L'Opep plafonne sa production, mais met en sommeil le système des quotas
L'Organisation des pays exportateurs de pétrole (Opep) s'est engagée mercredi à Vienne à maintenir la production conjuguée de ses douze membres à son niveau actuel de 30 millions de barils par jour (mbj).
Pour Julian Jessop, analyste du cabinet britannique Capital Economics, "il s'agit d'un grand rattrapage avec la réalité, qui n'avait que trop tardé".
De fait, les onze pays du cartel soumis à des quotas (l'Irak en est exclu) ont pompé en novembre près de 28 mbj, alors que ces quotas (inchangés depuis trois ans) étaient fixés à 24,84 mbj.
"Les ministres de l'Opep ont simplement ratifié leur surproduction des dernières années, et justifié a posteriori leur non-respect des quotas", a indiqué à l'AFP John Hall, un analyste indépendant.
Les quotas étaient "de vieux chiffres tout à fait dépassés", a renchéri Andrey Kryuchenkov, analyste de VTB Capital.
"Les Etats veulent préserver le niveau des prix du baril au-dessus de 100 dollars, en établissant un objectif de production correspondant à ce qu'ils pompent actuellement" pour ne pas donner l'impression d'inonder le marché d'or noir en-dehors de toute limite, a-t-il estimé.
La question est d'autant plus cruciale que l'Opep, comme l'Agence internationale de l'Energie (AIE), ont révisé en forte baisse mardi leurs prévisions de demande énergétique mondiale pour 2012, sur fond de net ralentissement de la croissance économique.
Cependant, pour que le plafond visé soit respecté, "certains pays vont devoir réduire leur production pour laisser de la place au retour du pétrole libyen", a insisté mercredi le secrétaire général de l'Opep Abdallah El-Badri.
La production de la Libye, interrompue pendant le conflit, a redémarré de façon fulgurante depuis septembre: elle a déjà atteint 1 mbj, et devrait augmenter de 600'000 barils quotidiens supplémentaires d'ici à juin, a annoncé M. El-Badri.

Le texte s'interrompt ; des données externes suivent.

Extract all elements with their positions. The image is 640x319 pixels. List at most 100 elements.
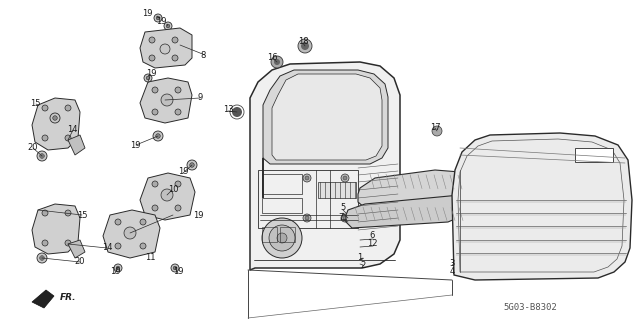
Text: 2: 2 [360,262,365,271]
Circle shape [303,174,311,182]
Text: 4: 4 [449,268,454,277]
Bar [318,182,356,198]
Polygon shape [68,240,85,258]
Text: 7: 7 [339,213,344,222]
Text: 6: 6 [369,232,374,241]
Text: 19: 19 [173,268,183,277]
Circle shape [65,240,71,246]
Circle shape [273,58,281,66]
Text: 9: 9 [197,93,203,102]
Text: 14: 14 [67,125,77,135]
Polygon shape [32,98,80,150]
Text: 14: 14 [102,243,112,253]
Circle shape [152,109,158,115]
Circle shape [154,14,162,22]
Circle shape [65,135,71,141]
Circle shape [269,225,295,251]
Text: 19: 19 [156,18,166,26]
Circle shape [175,181,181,187]
Circle shape [65,105,71,111]
Polygon shape [346,195,465,228]
Circle shape [171,264,179,272]
Circle shape [42,135,48,141]
Circle shape [40,256,44,260]
Circle shape [114,264,122,272]
Circle shape [432,126,442,136]
Circle shape [146,76,150,80]
Text: FR.: FR. [60,293,77,302]
Circle shape [65,210,71,216]
Circle shape [116,266,120,270]
Circle shape [298,39,312,53]
Circle shape [140,243,146,249]
Text: 20: 20 [28,144,38,152]
Bar [575,148,613,162]
Circle shape [341,214,349,222]
Text: 5: 5 [340,204,346,212]
Text: 19: 19 [178,167,188,176]
Circle shape [166,24,170,28]
Circle shape [161,94,173,106]
Polygon shape [358,170,465,208]
Circle shape [42,240,48,246]
Polygon shape [140,173,195,220]
Text: 15: 15 [77,211,87,219]
Circle shape [175,205,181,211]
Circle shape [305,176,309,180]
Circle shape [149,37,155,43]
Text: 11: 11 [145,253,156,262]
Circle shape [175,109,181,115]
Circle shape [164,22,172,30]
Text: 12: 12 [367,240,377,249]
Circle shape [189,163,195,167]
Bar [262,198,302,213]
Circle shape [305,216,309,220]
Circle shape [232,107,242,117]
Polygon shape [452,133,632,280]
Circle shape [303,214,311,222]
Text: 1: 1 [357,254,363,263]
Circle shape [40,256,45,261]
Text: 3: 3 [449,259,454,269]
Circle shape [115,243,121,249]
Circle shape [156,16,160,20]
Circle shape [149,55,155,61]
Text: 20: 20 [75,257,85,266]
Text: 16: 16 [267,53,277,62]
Circle shape [343,176,347,180]
Circle shape [40,153,45,159]
Circle shape [156,134,160,138]
Circle shape [173,266,177,270]
Circle shape [172,55,178,61]
Polygon shape [32,290,54,308]
Circle shape [172,37,178,43]
Circle shape [115,219,121,225]
Circle shape [52,116,57,120]
Text: 19: 19 [130,140,140,150]
Circle shape [37,253,47,263]
Text: 19: 19 [146,69,156,78]
Bar [262,227,277,242]
Text: 17: 17 [429,123,440,132]
Circle shape [153,131,163,141]
Circle shape [124,227,136,239]
Circle shape [37,151,47,161]
Bar [262,174,302,194]
Bar [258,170,358,228]
Circle shape [42,210,48,216]
Circle shape [40,154,44,158]
Text: 19: 19 [193,211,204,219]
Text: 19: 19 [141,10,152,19]
Text: 5G03-B8302: 5G03-B8302 [503,302,557,311]
Text: 15: 15 [29,99,40,108]
Text: 19: 19 [109,268,120,277]
Polygon shape [272,74,382,160]
Circle shape [274,59,280,65]
Circle shape [301,42,309,50]
Circle shape [262,218,302,258]
Bar [280,227,295,242]
Text: 13: 13 [223,106,234,115]
Circle shape [42,105,48,111]
Circle shape [187,160,197,170]
Circle shape [140,219,146,225]
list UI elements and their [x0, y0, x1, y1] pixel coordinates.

Ce qui suppose que d'autres pays réduisent parallèlement leur offre d'autant.
Ayant fortement gonflé sa production depuis mai pour compenser la pénurie de brut libyen, l'Arabie saoudite, premier producteur du cartel, "serait ainsi censée réduire son offre de 1 mbj (autrement dit de 10%) en janvier, ce qui paraît douteux", a réagi Torbjorn Kjus, analyste de DNB Bank.

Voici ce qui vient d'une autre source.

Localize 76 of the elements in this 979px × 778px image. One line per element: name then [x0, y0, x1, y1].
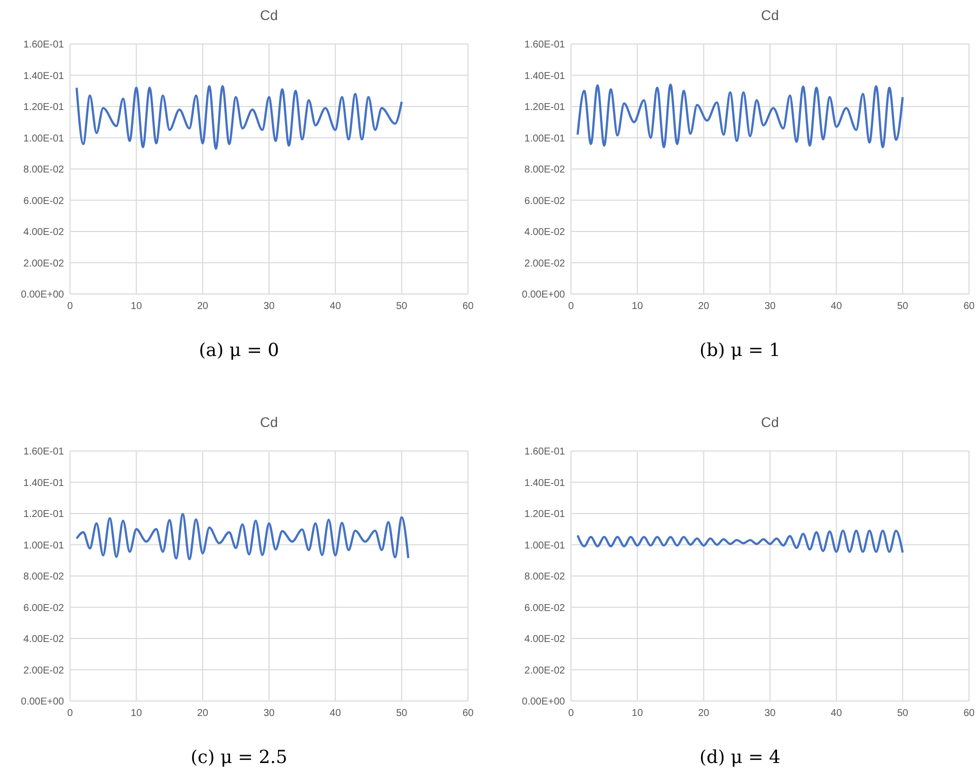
y-tick-label: 4.00E-02 [524, 227, 566, 238]
x-tick-label: 0 [67, 708, 74, 719]
text: (a) μ = 0 [198, 340, 280, 361]
y-tick-label: 1.20E-01 [23, 509, 64, 520]
line-series [576, 84, 904, 148]
y-tick-label: 2.00E-02 [524, 665, 566, 676]
y-tick-label: 8.00E-02 [524, 164, 566, 176]
y-tick-label: 2.00E-02 [524, 258, 566, 270]
y-tick-label: 6.00E-02 [23, 196, 64, 207]
x-tick-label: 20 [197, 708, 209, 719]
y-tick-label: 1.40E-01 [23, 70, 64, 82]
y-tick-label: 4.00E-02 [23, 634, 64, 645]
text: (c) μ = 2.5 [190, 747, 288, 768]
x-tick-label: 50 [897, 301, 909, 312]
y-tick-label: 1.40E-01 [23, 478, 64, 489]
x-tick-label: 20 [197, 301, 209, 312]
x-tick-label: 60 [963, 301, 975, 312]
chart-title: Cd [761, 414, 779, 430]
x-tick-label: 40 [830, 301, 842, 312]
chart-title: Cd [260, 414, 278, 430]
y-tick-label: 1.60E-01 [524, 40, 566, 50]
y-tick-label: 0.00E+00 [20, 696, 64, 708]
x-tick-label: 20 [698, 708, 710, 719]
x-tick-label: 10 [632, 708, 644, 719]
y-tick-label: 0.00E+00 [522, 696, 566, 708]
y-tick-label: 1.20E-01 [23, 102, 64, 113]
x-tick-label: 60 [963, 708, 975, 719]
y-tick-label: 0.00E+00 [522, 290, 566, 300]
line-series [76, 513, 410, 560]
text: (b) μ = 1 [700, 340, 780, 361]
y-tick-label: 6.00E-02 [23, 602, 64, 614]
x-tick-label: 0 [568, 708, 574, 719]
y-tick-label: 4.00E-02 [23, 227, 64, 238]
x-tick-label: 50 [396, 301, 408, 312]
chart-title: Cd [761, 7, 779, 23]
x-tick-label: 40 [330, 708, 342, 719]
y-tick-label: 1.00E-01 [524, 540, 566, 552]
y-tick-label: 1.20E-01 [524, 102, 566, 113]
y-tick-label: 1.60E-01 [23, 40, 64, 50]
line-series [576, 530, 904, 554]
x-tick-label: 60 [462, 708, 474, 719]
y-tick-label: 8.00E-02 [23, 164, 64, 176]
y-tick-label: 2.00E-02 [23, 665, 64, 676]
text: (d) μ = 4 [700, 747, 780, 768]
y-tick-label: 2.00E-02 [23, 258, 64, 270]
y-tick-label: 8.00E-02 [524, 572, 566, 582]
x-tick-label: 50 [897, 708, 909, 719]
x-tick-label: 0 [568, 301, 574, 312]
y-tick-label: 0.00E+00 [20, 290, 64, 300]
chart-title: Cd [260, 7, 278, 23]
x-tick-label: 40 [330, 301, 342, 312]
x-tick-label: 20 [698, 301, 710, 312]
line-series [76, 85, 403, 150]
x-tick-label: 60 [462, 301, 474, 312]
x-tick-label: 10 [632, 301, 644, 312]
y-tick-label: 1.20E-01 [524, 509, 566, 520]
x-tick-label: 50 [396, 708, 408, 719]
x-tick-label: 30 [764, 301, 776, 312]
y-tick-label: 4.00E-02 [524, 634, 566, 645]
x-tick-label: 30 [764, 708, 776, 719]
y-tick-label: 1.00E-01 [524, 133, 566, 144]
x-tick-label: 0 [67, 301, 74, 312]
y-tick-label: 6.00E-02 [524, 196, 566, 207]
x-tick-label: 40 [830, 708, 842, 719]
x-tick-label: 30 [263, 301, 275, 312]
y-tick-label: 1.60E-01 [23, 446, 64, 458]
y-tick-label: 1.00E-01 [23, 540, 64, 552]
x-tick-label: 10 [130, 708, 142, 719]
y-tick-label: 6.00E-02 [524, 602, 566, 614]
y-tick-label: 1.40E-01 [524, 70, 566, 82]
x-tick-label: 30 [263, 708, 275, 719]
y-tick-label: 1.40E-01 [524, 478, 566, 489]
y-tick-label: 1.00E-01 [23, 133, 64, 144]
x-tick-label: 10 [130, 301, 142, 312]
y-tick-label: 8.00E-02 [23, 572, 64, 582]
y-tick-label: 1.60E-01 [524, 446, 566, 458]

Or l'Opep n'a pas déterminé de nouveaux quotas pour chacun des Etats membres, et s'en remet à leur bonne volonté.
"Sans objectifs de production redéfinis par pays, l'importance du plafond total pourrait s'avérer moins grande qu'il n'y paraît: on ne sait pas clairement si le système des quotas a été abandonné, mais concrètement, il ne signifie plus grand chose", a relevé Julian Jessop.
"Il faudra évidemment réviser ces quotas, mais ce n'est pas le bon moment, nous ne le ferons pas avant que la production libyenne revienne à son niveau d'avant-guerre", s'est justifié le secrétaire général de l'Opep, interrogé par l'AFP.
L'analyste John Hall n'y croit pas beaucoup : "Je pense qu'ils en resteront là. Le système des quotas n'a pas marché, et imposer à nouveau des réductions de production aux Etats ne marchera pas".
L'Opep n'a développé son système de quotas qu'à partir des années 1980, une bonne vingtaine d'années après sa création.
A court terme, "comme la demande continue de progresser, même si elle le fait à un rythme ralenti, les baisses de production rendues nécessaires seront limitées", a tempéré Helen Hunton, de Standard Chartered.
Mais au-delà, le respect du nouveau plafond dépendra avant tout des sacrifices concédés par l'Arabie saoudite, qui voit ainsi se renforcer in fine son rôle de faiseur d'équilibre sur le marché mondial.